Arthur Cresswell

Personal information
- Full name: Arthur Edward Cresswell
- Born: 7 August 1917 Christchurch, New Zealand
- Died: 3 August 2002 (aged 84) Blenheim, New Zealand
- Batting: Right-handed
- Bowling: Right-arm fast-medium
- Relations: Fen Cresswell (brother)

Domestic team information
- 1948/49–1949/50: Wellington
- 1950/51–1951/52: Central Districts

Career statistics
| Competition | First-class |
| Matches | 13 |
| Runs scored | 96 |
| Batting average | 8.00 |
| 100s/50s | 0/0 |
| Top score | 18 |
| Balls bowled | 2,178 |
| Wickets | 38 |
| Bowling average | 22.55 |
| 5 wickets in innings | 2 |
| 10 wickets in match | 0 |
| Best bowling | 5/32 |
| Catches/stumpings | 7/– |
- Source: Cricinfo, 21 April 2017

= Arthur Cresswell =

New Zealand cricketer (1917–2002)

Arthur Edward Cresswell (7 August 1917 – 3 August 2002) was a New Zealand cricketer who played for Wellington and was one of the first players who played for Central Districts in the early 1950s. He was the younger brother of Fen Cresswell.

A right-arm fast-medium bowler, Cresswell was first selected for Marlborough as an 18-year-old in 1935 from the Wairau Club. During World War II he served in the New Zealand Army and was a leading member of the New Zealand Army XI, along with players such as Bert Sutcliffe and Verdun Scott.

After the war Cresswell was unhappy with the opportunities to play regular cricket in Marlborough and decided to play club cricket in Wellington, commuting from Blenheim to Wellington by Tiger Moth aeroplane every weekend.
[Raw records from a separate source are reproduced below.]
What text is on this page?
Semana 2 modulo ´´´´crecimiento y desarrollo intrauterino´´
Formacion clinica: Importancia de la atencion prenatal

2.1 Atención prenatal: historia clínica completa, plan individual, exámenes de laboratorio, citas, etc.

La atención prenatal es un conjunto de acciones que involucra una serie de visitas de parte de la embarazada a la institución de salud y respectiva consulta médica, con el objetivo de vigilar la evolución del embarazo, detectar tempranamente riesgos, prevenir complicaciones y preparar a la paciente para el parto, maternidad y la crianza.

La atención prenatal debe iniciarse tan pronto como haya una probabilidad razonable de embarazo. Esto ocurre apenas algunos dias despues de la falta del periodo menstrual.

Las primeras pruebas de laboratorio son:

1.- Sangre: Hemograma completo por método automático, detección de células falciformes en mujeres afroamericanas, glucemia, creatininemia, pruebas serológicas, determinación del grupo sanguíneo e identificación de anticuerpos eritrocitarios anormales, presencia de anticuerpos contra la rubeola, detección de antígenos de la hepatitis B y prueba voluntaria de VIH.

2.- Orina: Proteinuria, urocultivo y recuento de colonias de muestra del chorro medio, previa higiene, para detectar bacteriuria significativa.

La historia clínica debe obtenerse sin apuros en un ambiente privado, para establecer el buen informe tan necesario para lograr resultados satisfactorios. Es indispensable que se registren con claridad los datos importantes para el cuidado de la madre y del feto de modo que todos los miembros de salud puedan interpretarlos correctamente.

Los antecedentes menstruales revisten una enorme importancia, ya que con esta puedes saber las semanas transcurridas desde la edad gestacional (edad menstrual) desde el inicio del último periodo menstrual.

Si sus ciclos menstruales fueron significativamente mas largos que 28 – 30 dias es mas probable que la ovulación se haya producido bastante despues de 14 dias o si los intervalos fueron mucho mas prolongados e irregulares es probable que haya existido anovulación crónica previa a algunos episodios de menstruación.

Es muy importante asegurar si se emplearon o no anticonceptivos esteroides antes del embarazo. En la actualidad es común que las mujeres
Cresswell played for Wellington between 1948 and 1950 and Central Districts between 1950 and 1952, finishing his career with 13 first-class matches in which he took 38 wickets at 22.55. His best innings figures came in his second first-class match, for Wellington against Canterbury at Wellington in 1948–49, when he took 3 for 41 and 5 for 32 in an eight-wicket victory for Wellington; his best match figures came two weeks later in the next match, against Otago in Dunedin, when he took 5 for 57 and 4 for 58. He was one of the New Zealand Cricket Almanack Players of the Year in 1949.